Contudo, independente do seu objetivo e de sua identidade, o ensino médio brasileiro sempre será um campo fecundo para a implantação de projetos e concepções de Estado e sociedade pelas classes dirigentes que disputam pela hegemonia do poder político, uma vez que, por envolver diretamente uma grande parcela das jovens gerações e indiretamente suas famílias “a escola média é um campo estratégico de luta onde as camadas populares têm construído seu direito à educação” (ZIBAS, 2005, p. 1067 apud REZENDE et al, 2012 p123).
A oferta de vagas crescente, por mais precária que sejam as escolas e os sistemas educacionais, oferecem ainda sim, uma perspectiva para milhões de brasileiros, que almejam tanto entrar e permanecer no ensino superior, quanto uma vaga no mundo do trabalho.

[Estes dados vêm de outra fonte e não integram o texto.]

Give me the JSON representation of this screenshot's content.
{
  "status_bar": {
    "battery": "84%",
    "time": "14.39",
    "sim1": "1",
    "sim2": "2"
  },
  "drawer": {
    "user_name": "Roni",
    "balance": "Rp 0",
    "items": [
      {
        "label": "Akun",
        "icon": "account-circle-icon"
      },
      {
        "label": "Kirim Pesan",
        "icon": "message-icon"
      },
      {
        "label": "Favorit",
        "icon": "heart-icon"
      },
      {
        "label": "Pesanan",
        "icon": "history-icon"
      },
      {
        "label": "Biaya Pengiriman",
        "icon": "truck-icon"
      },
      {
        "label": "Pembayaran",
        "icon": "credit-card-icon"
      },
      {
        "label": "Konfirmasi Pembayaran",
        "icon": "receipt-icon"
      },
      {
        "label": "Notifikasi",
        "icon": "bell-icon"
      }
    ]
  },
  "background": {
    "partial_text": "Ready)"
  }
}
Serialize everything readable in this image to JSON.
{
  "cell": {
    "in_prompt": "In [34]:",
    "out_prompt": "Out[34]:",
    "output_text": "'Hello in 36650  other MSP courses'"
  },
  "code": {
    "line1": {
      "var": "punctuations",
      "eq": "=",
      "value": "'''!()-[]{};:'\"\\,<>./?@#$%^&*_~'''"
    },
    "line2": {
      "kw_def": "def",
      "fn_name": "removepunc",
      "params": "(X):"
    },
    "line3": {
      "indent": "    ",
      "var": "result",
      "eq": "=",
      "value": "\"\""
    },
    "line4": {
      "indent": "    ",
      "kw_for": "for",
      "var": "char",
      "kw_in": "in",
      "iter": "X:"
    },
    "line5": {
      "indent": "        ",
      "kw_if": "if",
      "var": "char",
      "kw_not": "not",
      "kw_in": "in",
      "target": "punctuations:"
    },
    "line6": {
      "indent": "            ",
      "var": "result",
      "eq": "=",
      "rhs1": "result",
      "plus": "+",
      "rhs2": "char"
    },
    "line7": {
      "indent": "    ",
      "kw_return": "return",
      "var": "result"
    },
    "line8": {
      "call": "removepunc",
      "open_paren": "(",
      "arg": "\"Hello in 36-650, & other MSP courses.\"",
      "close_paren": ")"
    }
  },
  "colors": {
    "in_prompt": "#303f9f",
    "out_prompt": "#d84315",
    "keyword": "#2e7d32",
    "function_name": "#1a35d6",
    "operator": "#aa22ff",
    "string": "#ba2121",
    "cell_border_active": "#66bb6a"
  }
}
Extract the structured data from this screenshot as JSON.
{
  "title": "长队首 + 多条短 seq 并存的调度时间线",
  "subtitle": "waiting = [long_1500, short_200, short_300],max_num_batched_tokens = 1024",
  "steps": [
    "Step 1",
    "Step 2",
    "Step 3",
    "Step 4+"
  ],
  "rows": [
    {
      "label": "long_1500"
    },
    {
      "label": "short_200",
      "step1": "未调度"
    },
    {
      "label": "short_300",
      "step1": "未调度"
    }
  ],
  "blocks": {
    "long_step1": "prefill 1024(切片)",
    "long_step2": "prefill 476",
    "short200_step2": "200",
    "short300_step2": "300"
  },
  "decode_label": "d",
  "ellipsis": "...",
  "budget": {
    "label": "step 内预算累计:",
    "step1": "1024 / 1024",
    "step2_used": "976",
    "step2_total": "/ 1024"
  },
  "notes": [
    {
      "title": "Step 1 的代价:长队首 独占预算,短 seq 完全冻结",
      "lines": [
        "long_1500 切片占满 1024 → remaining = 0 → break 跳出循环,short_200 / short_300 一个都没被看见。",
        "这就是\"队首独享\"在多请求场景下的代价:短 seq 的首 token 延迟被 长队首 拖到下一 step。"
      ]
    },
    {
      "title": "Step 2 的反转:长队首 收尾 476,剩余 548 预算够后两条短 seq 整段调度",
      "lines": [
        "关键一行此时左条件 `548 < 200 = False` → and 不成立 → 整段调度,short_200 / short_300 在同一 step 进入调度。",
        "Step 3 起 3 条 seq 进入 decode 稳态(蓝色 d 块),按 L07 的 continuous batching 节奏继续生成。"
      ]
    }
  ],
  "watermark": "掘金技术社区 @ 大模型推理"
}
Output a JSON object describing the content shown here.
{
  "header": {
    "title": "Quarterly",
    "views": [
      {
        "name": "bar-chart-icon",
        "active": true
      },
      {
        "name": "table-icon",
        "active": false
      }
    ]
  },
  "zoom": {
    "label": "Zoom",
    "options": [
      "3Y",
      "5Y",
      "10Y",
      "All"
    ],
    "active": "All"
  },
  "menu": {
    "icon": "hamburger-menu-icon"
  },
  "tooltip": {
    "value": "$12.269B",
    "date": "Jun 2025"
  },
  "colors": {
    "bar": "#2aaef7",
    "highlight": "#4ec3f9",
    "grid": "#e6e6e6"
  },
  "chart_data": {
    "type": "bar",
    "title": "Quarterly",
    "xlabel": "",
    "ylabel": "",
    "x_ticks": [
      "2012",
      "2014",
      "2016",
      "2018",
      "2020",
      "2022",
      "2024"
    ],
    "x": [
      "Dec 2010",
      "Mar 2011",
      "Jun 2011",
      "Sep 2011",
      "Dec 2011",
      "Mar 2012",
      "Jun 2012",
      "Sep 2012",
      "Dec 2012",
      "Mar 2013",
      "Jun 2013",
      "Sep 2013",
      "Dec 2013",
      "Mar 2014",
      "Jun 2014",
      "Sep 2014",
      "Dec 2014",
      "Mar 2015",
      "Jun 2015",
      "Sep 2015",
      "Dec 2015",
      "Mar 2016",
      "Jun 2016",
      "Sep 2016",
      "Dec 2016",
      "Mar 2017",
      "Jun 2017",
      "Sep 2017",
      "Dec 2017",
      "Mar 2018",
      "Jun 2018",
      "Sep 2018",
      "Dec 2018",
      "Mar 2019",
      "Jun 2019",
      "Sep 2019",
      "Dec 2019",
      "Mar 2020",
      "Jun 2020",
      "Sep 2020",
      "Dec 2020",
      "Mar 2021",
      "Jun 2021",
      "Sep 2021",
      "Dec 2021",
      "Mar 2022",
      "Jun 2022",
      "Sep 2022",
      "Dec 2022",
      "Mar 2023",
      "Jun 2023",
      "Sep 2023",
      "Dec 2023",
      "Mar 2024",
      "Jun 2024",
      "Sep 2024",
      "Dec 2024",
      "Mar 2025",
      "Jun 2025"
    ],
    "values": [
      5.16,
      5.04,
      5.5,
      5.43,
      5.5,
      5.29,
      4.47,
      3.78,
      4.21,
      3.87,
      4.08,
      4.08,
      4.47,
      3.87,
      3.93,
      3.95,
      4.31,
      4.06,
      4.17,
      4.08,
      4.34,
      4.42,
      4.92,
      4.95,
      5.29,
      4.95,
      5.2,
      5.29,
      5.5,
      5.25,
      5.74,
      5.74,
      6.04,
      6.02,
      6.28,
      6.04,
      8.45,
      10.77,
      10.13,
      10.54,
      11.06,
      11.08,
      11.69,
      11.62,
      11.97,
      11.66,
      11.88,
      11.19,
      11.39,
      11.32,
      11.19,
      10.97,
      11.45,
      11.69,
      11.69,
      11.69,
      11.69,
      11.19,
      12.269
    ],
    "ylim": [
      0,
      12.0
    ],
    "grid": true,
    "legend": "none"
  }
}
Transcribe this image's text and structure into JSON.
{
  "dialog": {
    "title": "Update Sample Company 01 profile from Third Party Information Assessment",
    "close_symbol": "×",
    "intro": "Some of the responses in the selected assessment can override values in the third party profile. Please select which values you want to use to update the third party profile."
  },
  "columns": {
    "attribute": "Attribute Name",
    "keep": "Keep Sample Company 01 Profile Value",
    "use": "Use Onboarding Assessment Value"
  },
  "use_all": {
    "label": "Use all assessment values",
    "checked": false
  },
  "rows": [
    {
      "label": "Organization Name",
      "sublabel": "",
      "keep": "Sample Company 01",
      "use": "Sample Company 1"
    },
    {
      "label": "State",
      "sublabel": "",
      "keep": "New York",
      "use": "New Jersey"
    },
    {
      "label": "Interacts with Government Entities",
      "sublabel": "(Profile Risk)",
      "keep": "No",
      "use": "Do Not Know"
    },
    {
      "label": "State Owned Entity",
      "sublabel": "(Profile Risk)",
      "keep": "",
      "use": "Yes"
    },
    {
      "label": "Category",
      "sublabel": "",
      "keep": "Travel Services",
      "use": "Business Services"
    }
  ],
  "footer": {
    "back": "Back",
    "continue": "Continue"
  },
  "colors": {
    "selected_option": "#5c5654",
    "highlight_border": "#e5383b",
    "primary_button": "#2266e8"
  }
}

De fato, não há como contestar que nossa população vem ampliando seu nível de escolarização,
[…] o Brasil está agora diante de uma geração de jovens de baixa renda, mais escolarizada que seus pais, mas com muitas dificuldades para encontrar sentido na vida escolar, para pensar no mundo do trabalho a partir da escola e para conseguir trabalho (KRAWCZYK, 2011 p.756).
Entretanto, devido às várias reformas ocorridas, o ensino médio brasileiro atualmente sofre com o conjunto de contradições e problemas que foram se acumulando sem a devida resolução. Hoje, costuma-se dizer que o ensino médio tem a difícil missão de preparar os estudantes para a vida, porém ainda há uma vacância no que diz respeito ao real e verdadeiro projeto político e educacional para esse nível de escolaridade. Dessa maneira, é perceptível que reformular suas metodologias, princípios e objetivos é, de certa maneira “fácil”, o difícil e desafiador é proporcionar aos milhões de alunos e alunas uma formação integral, que supere a dualidade e as diversas formas de desigualdades presentes no contexto escolar brasileiro.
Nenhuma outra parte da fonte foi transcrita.